Section 42-9-150 entitles a worker who suffers a second injury in different employment to “compensation only for the degree of disability which would have resulted from the later accident if the earlier disability or injury had not existed, except that such employee may recover further benefits as provided by §§ 42-7-310, 42-9-400 and 42-9-410 Title [sic] if his disability qualifies for additional benefits provided therein.” Sections 42-7-310, 42-9-400, and 42-9-410 all relate to the Second Injury Fund.

Thornley has argued, and the circuit judge agreed, that an employee’s eligibility for full compensation under 42-9-400 is conditioned upon compliance with all the requirements within that section. Section 42-9-150, however, entitles an employee to additional benefits if the employee’s injury qualifies under the cited statutes. Section 42-9-400(a) provides that an employer “shall in the first instance pay all awards of compensation and medical benefits provided by [Title 42 of the South Carolina Code of Laws]” to an employee who “has .a permanent physical impairment from any cause or origin [and] incurs a subsequent disability from injury by accident arising out of and in the course of his employment.” Thus, any employee so situated qualifies for full compensation. The written record requirement in Section 42-9-400(c) was merely a condition of the employer’s eligibility to recover from the Second Injury Fund. The employee may qualify for compensation even if, as here, the employer is not entitled to reimbursement.

One of the purposes behind establishing the Second Injury Fund was to encourage employers to hire handicapped persons by providing reimbursement to the employer or insurer for compensation paid as a result of a second injury. Boone’s Masonry Construction Co. v. South Carolina Second Injury Fund, 267 S. C. 277, 227 S. E. (2d) 659 *500(1976). The fund was designed to compensate handicapped workers fully for subsequent injuries without penalizing employers for hiring them in the first place. Custy, The Second Injury Fund: Encouraging Employment of the Handicapped Worker in South Carolina, 27 S. C. L. Rev. 661, 662 (1976). The Legislature provided that the employer must first compensate the employee fully and then carry the burden of seeking reimbursement from the fund. Id. at 664. It would be unfair, and would frustrate the fund’s purpose, to penalize the employee because of the employer’s failure to maintain proper records. Since Wyndham qualified for full compensation under Section 42-9-400, we hold the circuit judge erred in reducing his benefits.

II.

We next consider whether Section 42-9-10 prohibits Wyn-dham from receiving more than five hundred weeks of compensation for multiple disability of the same members.
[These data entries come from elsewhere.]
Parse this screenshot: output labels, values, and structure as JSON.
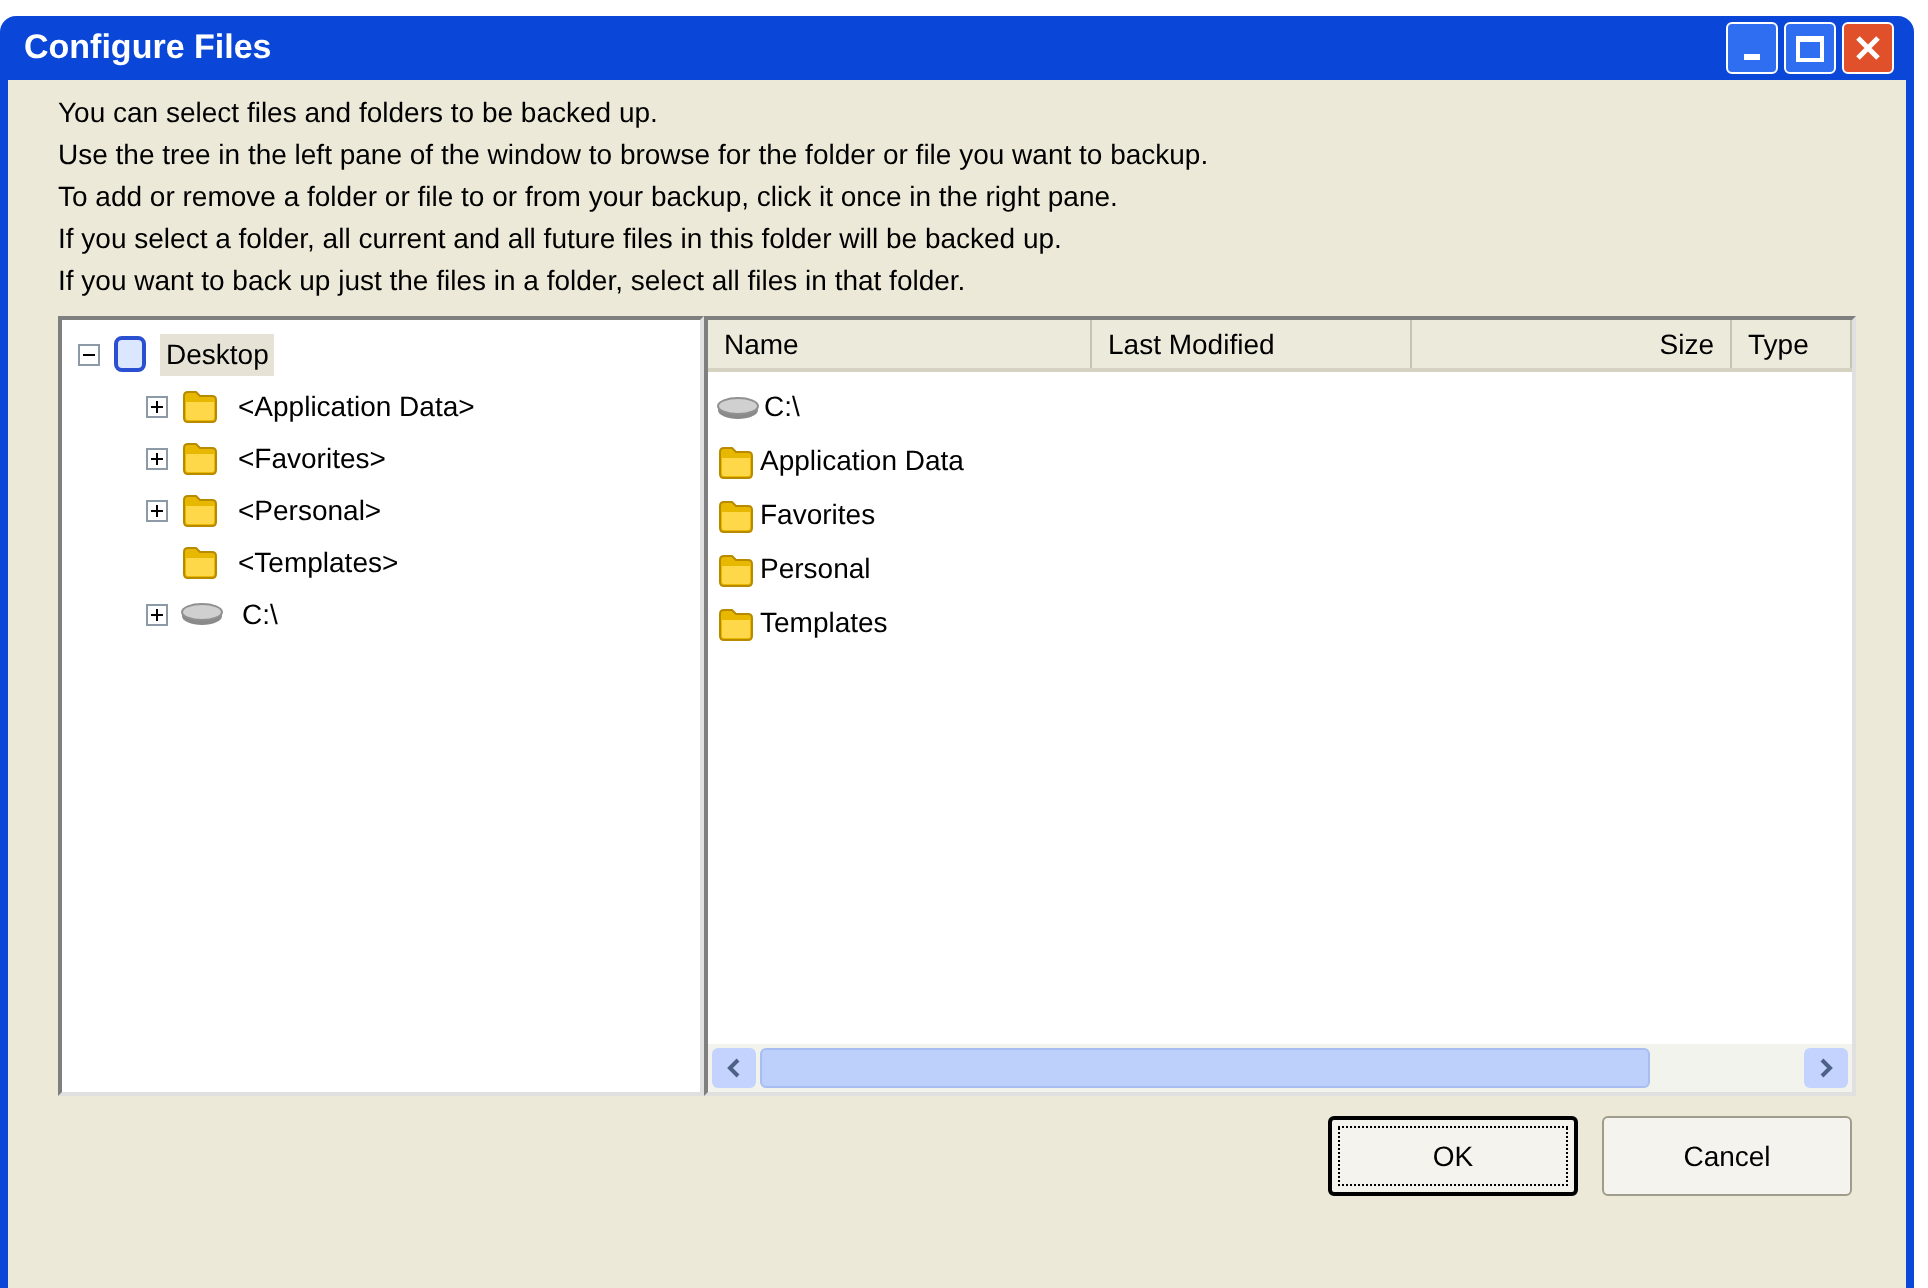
{
  "window": {
    "title": "Configure Files"
  },
  "instructions": [
    "You can select files and folders to be backed up.",
    "Use the tree in the left pane of the window to browse for the folder or file you want to backup.",
    "To add or remove a folder or file to or from your backup, click it once in the right pane.",
    "If you select a folder, all current and all future files in this folder will be backed up.",
    "If you want to back up just the files in a folder, select all files in that folder."
  ],
  "tree": [
    {
      "label": "Desktop",
      "kind": "desktop",
      "selected": true,
      "expanded": true,
      "children": [
        {
          "label": "<Application Data>",
          "kind": "folder",
          "selected": false,
          "expanded": false
        },
        {
          "label": "<Favorites>",
          "kind": "folder",
          "selected": false,
          "expanded": false
        },
        {
          "label": "<Personal>",
          "kind": "folder",
          "selected": false,
          "expanded": false
        },
        {
          "label": "<Templates>",
          "kind": "folder",
          "selected": false
        },
        {
          "label": "C:\\",
          "kind": "drive",
          "selected": false,
          "expanded": false
        }
      ]
    }
  ],
  "list": {
    "columns": [
      "Name",
      "Last Modified",
      "Size",
      "Type"
    ],
    "rows": [
      {
        "name": "C:\\",
        "kind": "drive"
      },
      {
        "name": "Application Data",
        "kind": "folder"
      },
      {
        "name": "Favorites",
        "kind": "folder"
      },
      {
        "name": "Personal",
        "kind": "folder"
      },
      {
        "name": "Templates",
        "kind": "folder"
      }
    ]
  },
  "buttons": [
    {
      "label": "OK",
      "default": true
    },
    {
      "label": "Cancel",
      "default": false
    }
  ]
}
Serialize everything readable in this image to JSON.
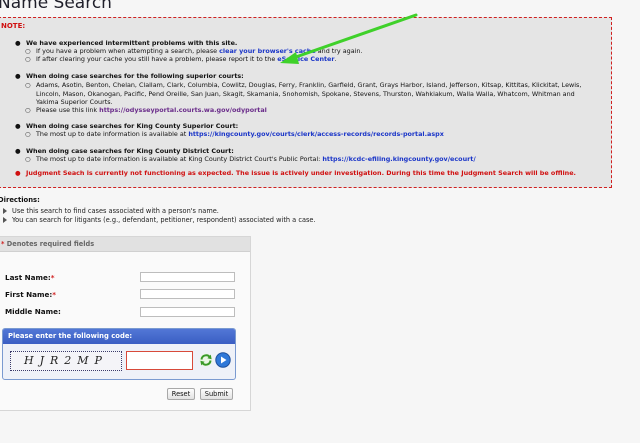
{
  "page": {
    "title": "Name Search"
  },
  "note": {
    "label": "NOTE:",
    "items": [
      {
        "head": "We have experienced intermittent problems with this site.",
        "subs": [
          {
            "pre": "If you have a problem when attempting a search, please ",
            "link": "clear your browser's cache",
            "post": " and try again."
          },
          {
            "pre": "If after clearing your cache you still have a problem, please report it to the ",
            "link": "eService Center",
            "post": "."
          }
        ]
      },
      {
        "head": "When doing case searches for the following superior courts:",
        "subs": [
          {
            "pre": "Adams, Asotin, Benton, Chelan, Clallam, Clark, Columbia, Cowlitz, Douglas, Ferry, Franklin, Garfield, Grant, Grays Harbor, Island, Jefferson, Kitsap, Kittitas, Klickitat, Lewis, Lincoln, Mason, Okanogan, Pacific, Pend Oreille, San Juan, Skagit, Skamania, Snohomish, Spokane, Stevens, Thurston, Wahkiakum, Walla Walla, Whatcom, Whitman and Yakima Superior Courts.",
            "link": "",
            "post": ""
          },
          {
            "pre": "Please use this link ",
            "link": "https://odysseyportal.courts.wa.gov/odyportal",
            "post": ""
          }
        ]
      },
      {
        "head": "When doing case searches for King County Superior Court:",
        "subs": [
          {
            "pre": "The most up to date information is available at ",
            "link": "https://kingcounty.gov/courts/clerk/access-records/records-portal.aspx",
            "post": ""
          }
        ]
      },
      {
        "head": "When doing case searches for King County District Court:",
        "subs": [
          {
            "pre": "The most up to date information is available at King County District Court's Public Portal: ",
            "link": "https://kcdc-efiling.kingcounty.gov/ecourt/",
            "post": ""
          }
        ]
      }
    ],
    "alert": "Judgment Seach is currently not functioning as expected. The issue is actively under investigation. During this time the Judgment Search will be offline."
  },
  "directions": {
    "title": "Directions:",
    "items": [
      "Use this search to find cases associated with a person's name.",
      "You can search for litigants (e.g., defendant, petitioner, respondent) associated with a case."
    ]
  },
  "form": {
    "required_note": "Denotes required fields",
    "required_star": "*",
    "last_name_label": "Last Name:",
    "first_name_label": "First Name:",
    "middle_name_label": "Middle Name:",
    "last_name_value": "",
    "first_name_value": "",
    "middle_name_value": "",
    "captcha_title": "Please enter the following code:",
    "captcha_code": "HJR2MP",
    "captcha_value": "",
    "reset_label": "Reset",
    "submit_label": "Submit"
  },
  "colors": {
    "accent": "#3a5ec3",
    "alert": "#d01010",
    "link": "#1a35c8",
    "annotation_arrow": "#3fd12a"
  },
  "icons": [
    "refresh-icon",
    "audio-play-icon",
    "bullet-icon",
    "triangle-bullet-icon"
  ]
}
Section 42-9-10, as in force at the time of Wyndham’s injury, provided: “When the incapacity for work, resulting from an injury is total, the employer shall pay ... to the injured employee during the total disability, a weekly compensation ... and in no case may the period covered by the compensation exceed five hundred weeks except as hereinafter provided.” (Emphasis added.)3 The cardinal rule of statutory construction is that words used in a statute should be given their plain and ordinary meaning unless something in the statute requires a different interpretation. Multimedia, Inc. v. Greenville Airport Commission, 287 S. C. 521, 339 S. E. (2d) 884 (1986). The language of this provision, given its ordinary meaning, refers to a single injury and a single disability. When the Legislature wished to impose a five hundred week limit on successive injuries, it did so explicitly. See Section 42-9-170 (limiting to five hundred weeks the total compensation available for successive permanent injuries sustained in the same employment). We hold, therefore, the five hundred week limit does not apply *501to successive injuries incurred while working for different employers.

For these reasons, the order of the circuit court is Reversed.

Cureton and Goolsby, JJ., concur.

At that time the back was not a scheduled member under Section 72-153, Code of Laws of South Carolina, 1962.

A 1982 amendment deleted the written record requirement from Section 42-9-400(c).

The current version of Section 42-9-10 contains slightly altered language, but the import is the same.